Jonathan didn’t say much but diligently covered her body with kisses. He stopped at every hollow, at every swell, gentle and tender. He didn’t look her in the eyes; he didn’t want her to see how much he longed to screw her – so hard he’d go right through – and get rid of the intruder inside.
At times, it dawned on him how it must have looked from the outside – he was fucking someone else’s pregnant woman. But, practically at the same time, he also knew that they weren’t an ordinary couple. They created their own laws, discovered new paths, made love on the flipside
of legality, at the limits of society’s good taste, in the maelstrom of their own scruples.

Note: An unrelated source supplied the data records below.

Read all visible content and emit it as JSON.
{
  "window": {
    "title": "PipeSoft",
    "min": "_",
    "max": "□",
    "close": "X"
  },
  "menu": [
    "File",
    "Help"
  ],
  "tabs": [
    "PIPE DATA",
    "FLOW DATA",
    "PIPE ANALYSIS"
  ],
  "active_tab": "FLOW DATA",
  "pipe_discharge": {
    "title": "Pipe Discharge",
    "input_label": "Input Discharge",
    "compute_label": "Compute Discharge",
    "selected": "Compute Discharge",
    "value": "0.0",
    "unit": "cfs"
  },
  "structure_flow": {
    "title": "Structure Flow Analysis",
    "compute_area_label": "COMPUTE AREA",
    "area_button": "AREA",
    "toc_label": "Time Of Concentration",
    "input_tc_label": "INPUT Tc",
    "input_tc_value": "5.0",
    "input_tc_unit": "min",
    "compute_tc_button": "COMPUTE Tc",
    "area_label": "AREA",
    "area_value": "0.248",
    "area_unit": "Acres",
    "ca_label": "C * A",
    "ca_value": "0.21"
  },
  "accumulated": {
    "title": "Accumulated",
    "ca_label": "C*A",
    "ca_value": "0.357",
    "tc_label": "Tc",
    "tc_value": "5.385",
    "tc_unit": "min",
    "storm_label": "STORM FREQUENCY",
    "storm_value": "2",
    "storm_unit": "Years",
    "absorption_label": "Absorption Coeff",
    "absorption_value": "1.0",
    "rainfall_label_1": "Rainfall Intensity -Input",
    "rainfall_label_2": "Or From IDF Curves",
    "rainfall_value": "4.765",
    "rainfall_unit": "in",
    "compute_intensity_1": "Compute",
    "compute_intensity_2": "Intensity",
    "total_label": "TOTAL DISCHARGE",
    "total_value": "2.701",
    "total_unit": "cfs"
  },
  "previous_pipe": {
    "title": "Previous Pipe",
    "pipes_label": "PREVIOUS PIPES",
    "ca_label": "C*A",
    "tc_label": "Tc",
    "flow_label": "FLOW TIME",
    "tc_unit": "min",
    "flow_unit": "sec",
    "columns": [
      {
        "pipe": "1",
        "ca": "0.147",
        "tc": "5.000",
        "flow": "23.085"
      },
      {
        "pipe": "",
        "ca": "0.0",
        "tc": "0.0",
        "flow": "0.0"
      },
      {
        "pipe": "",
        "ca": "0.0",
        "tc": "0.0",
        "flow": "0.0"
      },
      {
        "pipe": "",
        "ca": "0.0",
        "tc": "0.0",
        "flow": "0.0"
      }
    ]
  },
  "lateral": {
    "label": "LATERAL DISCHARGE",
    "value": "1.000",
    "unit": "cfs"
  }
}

He nodded to the security guard and opened the door. Geert’s eyes were drifting across the stucco, Jean-Pierre was texting someone, Ariane was leaning over the table to hear what Kitty was saying.
“… I remember, the same thing happened to me.” Ariane nodded.
Kitty watched her with fascination. Jonathan couldn’t fathom whether she was really interested or whether it was a former journalist’s professional ability to listen. On the other hand, one couldn’t but help look at Ariane. Jonathan often thought there was a little windmill in her that turned at variable speeds.
Jonathan’s eyes returned to Geert, still sitting in the same position and paying no attention to the women. Neither their glances nor their outbursts of laughter disrupted his concentration.
“Sorry I’m late.” Jonathan closed the door. “I don’t even have a decent excuse because it won’t sound credible.”
“Anything could prove inspiring,” smiled Ariane.
“Maybe one of us will write a story about it?” added Kitty.
“Fairy tale more like,” muttered Jonathan, hanging up his jacket. “Imagine a little boy who creates an elixir out of Coca-Cola, egg shells, sunflower seeds, and dishwashing powder. Oh, and I forgot salt and pepper as ‘seasoning.’ ”
“Who is this magician?” asked Ariane.
“Tomaszek, my son.”
“He didn’t drink it, did he?” Kitty feared.
“No, but he kept the muck under his bed until it turned rancid. I’d rather not talk about the smell.”
“It’s the egg shells.” Jean-Pierre nodded like an expert. “Good thing the eggs weren’t raw. My daughter used them in an experiment once.”
Jonathan had already opened his mouth when he saw Geert was passing some pages over to him. His eyes skimmed over the first lines of English text.
“Mother was wearing a pair of white, open-toed slippers that glistened in the sun as it fell through the car window. Every now and again a black face obscured the yellow sphere. Mother’s shoes then grew dull, surrendering the glint to bloodshot eyes and teeth. Suddenly the window cracked, the glass scattered on her fair hair. The door sprang
open and hung obliquely on its hinges. One white slipper touched the dust, the other flew idly after it.”
“Shall I read it out loud?” asked Jonathan quietly.
Geert nodded; Jonathan continued reading.
“The car stood inclined to the left, far from the town center, on the outskirts of Kinshasa. The boy crawled along the grass, further and further away from the rebels’ cries. His mother’s guttural sobs grew quieter. His father was still waiting for them there, where they had not arrived.
“The boy grazed his elbows and knees so they bled; chirping pounded in his ears; the stench of rubber reached him from afar. He had no strength left. He stopped moving in the damp grass then turned slowly; the burned-out car was growing black by the road, a cloud of smoke drifting from it.
“He rolled onto his back and stared at the sky shimmering in the heat. Somewhere over there the sun was caressing white patent slippers and the tin can of a car filled with the scent of his mother’s perfume, guarding the treasures of childhood. Although aflame, it was closed tight. Beneath the lava of strange faces, what was good set within her.”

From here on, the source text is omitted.